The streamer's heftiest awards contenders to date have included Alfonso Cuarón's deeply personal black-and-white memoir-film Roma and David Fincher's long-gestating (and similarly monochrome) vintage passion project Mank.
This year's harvest alone includes Maggie Gyllenhaal's spiky adaptation of Elena Ferrante's The Lost Daughter; the aforementioned Tick, Tick…Boom!, and Adam McKay's sprawling all-star, climate-change satire Don't Look Up. And above the entire crop looms The Irishman, Martin Scorsese's sombre and ruminative three-and-a-half-hour underworld epic no traditional studio would fund.

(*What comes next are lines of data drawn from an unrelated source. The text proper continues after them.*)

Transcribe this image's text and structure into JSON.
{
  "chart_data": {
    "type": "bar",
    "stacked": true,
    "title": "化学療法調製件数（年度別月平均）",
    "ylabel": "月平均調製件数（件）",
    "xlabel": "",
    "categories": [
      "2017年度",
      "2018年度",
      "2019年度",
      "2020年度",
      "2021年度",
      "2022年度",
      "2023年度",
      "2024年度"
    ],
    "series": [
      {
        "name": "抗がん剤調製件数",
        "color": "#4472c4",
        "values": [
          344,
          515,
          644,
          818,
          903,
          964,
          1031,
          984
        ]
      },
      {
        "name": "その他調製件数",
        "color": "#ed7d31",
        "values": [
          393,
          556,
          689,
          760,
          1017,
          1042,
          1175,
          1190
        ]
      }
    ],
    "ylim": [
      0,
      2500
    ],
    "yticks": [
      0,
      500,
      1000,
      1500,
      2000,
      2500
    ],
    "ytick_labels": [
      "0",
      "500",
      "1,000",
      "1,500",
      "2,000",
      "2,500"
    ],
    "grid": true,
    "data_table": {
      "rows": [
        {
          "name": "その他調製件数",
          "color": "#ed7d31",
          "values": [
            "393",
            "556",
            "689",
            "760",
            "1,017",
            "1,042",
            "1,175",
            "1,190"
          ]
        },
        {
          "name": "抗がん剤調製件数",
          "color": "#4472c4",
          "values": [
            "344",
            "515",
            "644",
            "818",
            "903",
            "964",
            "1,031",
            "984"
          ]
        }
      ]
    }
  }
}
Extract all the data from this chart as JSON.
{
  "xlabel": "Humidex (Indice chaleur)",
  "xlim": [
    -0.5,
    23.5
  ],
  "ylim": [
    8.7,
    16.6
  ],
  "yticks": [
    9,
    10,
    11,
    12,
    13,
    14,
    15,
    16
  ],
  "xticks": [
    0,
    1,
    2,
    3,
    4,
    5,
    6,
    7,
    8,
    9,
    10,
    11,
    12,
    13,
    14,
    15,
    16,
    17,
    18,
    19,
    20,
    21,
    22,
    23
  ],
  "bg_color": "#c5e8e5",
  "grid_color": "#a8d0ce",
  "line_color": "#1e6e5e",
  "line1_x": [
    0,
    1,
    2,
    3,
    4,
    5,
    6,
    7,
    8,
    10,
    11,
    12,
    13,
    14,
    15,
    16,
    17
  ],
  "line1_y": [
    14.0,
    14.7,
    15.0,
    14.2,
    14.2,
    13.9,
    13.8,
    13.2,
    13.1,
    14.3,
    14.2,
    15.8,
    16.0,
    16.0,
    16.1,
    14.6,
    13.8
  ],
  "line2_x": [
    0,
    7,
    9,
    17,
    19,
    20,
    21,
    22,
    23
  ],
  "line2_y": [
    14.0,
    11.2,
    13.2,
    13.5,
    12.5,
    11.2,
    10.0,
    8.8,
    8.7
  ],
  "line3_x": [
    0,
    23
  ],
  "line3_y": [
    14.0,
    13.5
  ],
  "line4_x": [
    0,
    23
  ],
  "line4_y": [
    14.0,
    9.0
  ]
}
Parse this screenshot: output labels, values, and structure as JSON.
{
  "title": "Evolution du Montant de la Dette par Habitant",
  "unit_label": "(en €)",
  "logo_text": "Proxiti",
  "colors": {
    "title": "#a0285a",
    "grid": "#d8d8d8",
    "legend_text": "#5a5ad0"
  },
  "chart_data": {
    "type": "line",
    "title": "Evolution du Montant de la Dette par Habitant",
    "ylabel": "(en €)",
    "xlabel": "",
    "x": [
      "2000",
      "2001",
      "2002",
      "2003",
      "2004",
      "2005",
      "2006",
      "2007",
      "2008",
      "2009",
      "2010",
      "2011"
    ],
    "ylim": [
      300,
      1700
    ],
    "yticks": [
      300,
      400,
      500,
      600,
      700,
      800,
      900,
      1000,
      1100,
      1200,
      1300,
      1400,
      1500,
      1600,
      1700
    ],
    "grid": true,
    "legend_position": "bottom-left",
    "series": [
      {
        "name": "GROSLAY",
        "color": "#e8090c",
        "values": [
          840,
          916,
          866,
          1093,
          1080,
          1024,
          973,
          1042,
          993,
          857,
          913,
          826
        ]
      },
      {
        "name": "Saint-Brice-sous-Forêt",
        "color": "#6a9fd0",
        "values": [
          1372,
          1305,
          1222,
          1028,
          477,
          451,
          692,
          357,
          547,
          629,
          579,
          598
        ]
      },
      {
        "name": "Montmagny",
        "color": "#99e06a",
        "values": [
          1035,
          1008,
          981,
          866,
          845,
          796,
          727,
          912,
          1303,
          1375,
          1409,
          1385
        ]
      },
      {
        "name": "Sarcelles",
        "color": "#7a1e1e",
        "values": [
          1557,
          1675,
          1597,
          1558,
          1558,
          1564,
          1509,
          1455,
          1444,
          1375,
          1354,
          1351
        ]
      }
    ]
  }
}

None of Netflix's films has yet won Best Picture (though The Power of the Dog could well change that). But the mere fact of their existence – or rather, that they were able to exist just the way their creators want, without concessions to the great ticket-buying unwashed – tellingly aligns with a broader shift in the sorts of films the industry most wanted to celebrate.
For battle-scarred cinephiles, this presents a quandary. Obviously we want Scorsese to be able to spend whatever he likes on a book adaptation he's been mulling since the 1980s. But if we've any interest in the long-term health of our beloved medium, we need films for less zealous fans, those sorts of movies with old-fashioned glamour, awardable gravitas, and at least theoretical mainstream appeal which demand to be seen in an arthouse or multiplex venue. One of the main points of the Oscars, after all, is to get people into cinemas – not exactly a central pillar of Netflix's own business model.
Grand Oscar contenders of the 1990s type are thinner on the ground these days, but do still exist. In recent years, there have been convincing Best Picture runs by Once Upon a Time in Hollywood, A Star is Born, Dunkirk, The Grand Budapest Hotel, even Mad Max: Fury Road. All were hugely popular and critically acclaimed. Yet in the end, all were largely (in the major categories, at least) awards-season bridesmaids.
This year's season seems likely to feature just two: West Side Story and Dune. You could argue that on the strength of its female star alone, the Lady Gaga-led House of Gucci makes a third – and In the Heights, another New York-set musical, a fourth. No Time to Die – an enormous, industry-buoying hit in Britain and around the world – has artistry, technical finesse and fine acting in abundance; it would be a more than worthy Best Film contender at the Oscars or the Baftas.
It's because the playing field is so conspicuously tilted that some pundits are currently claiming, with the straightest faces they can pull, that the not-especially-coherent but £1 billion-grossing Spider-Man: No Way Home deserves to be nominated for Best Picture. It doesn't, of course. But the argument can only gain traction because of the growing sense that a balance needs to be redressed. One of the boldest statements this year's voters could make is that "crowd-pleasing" are no longer dirty words.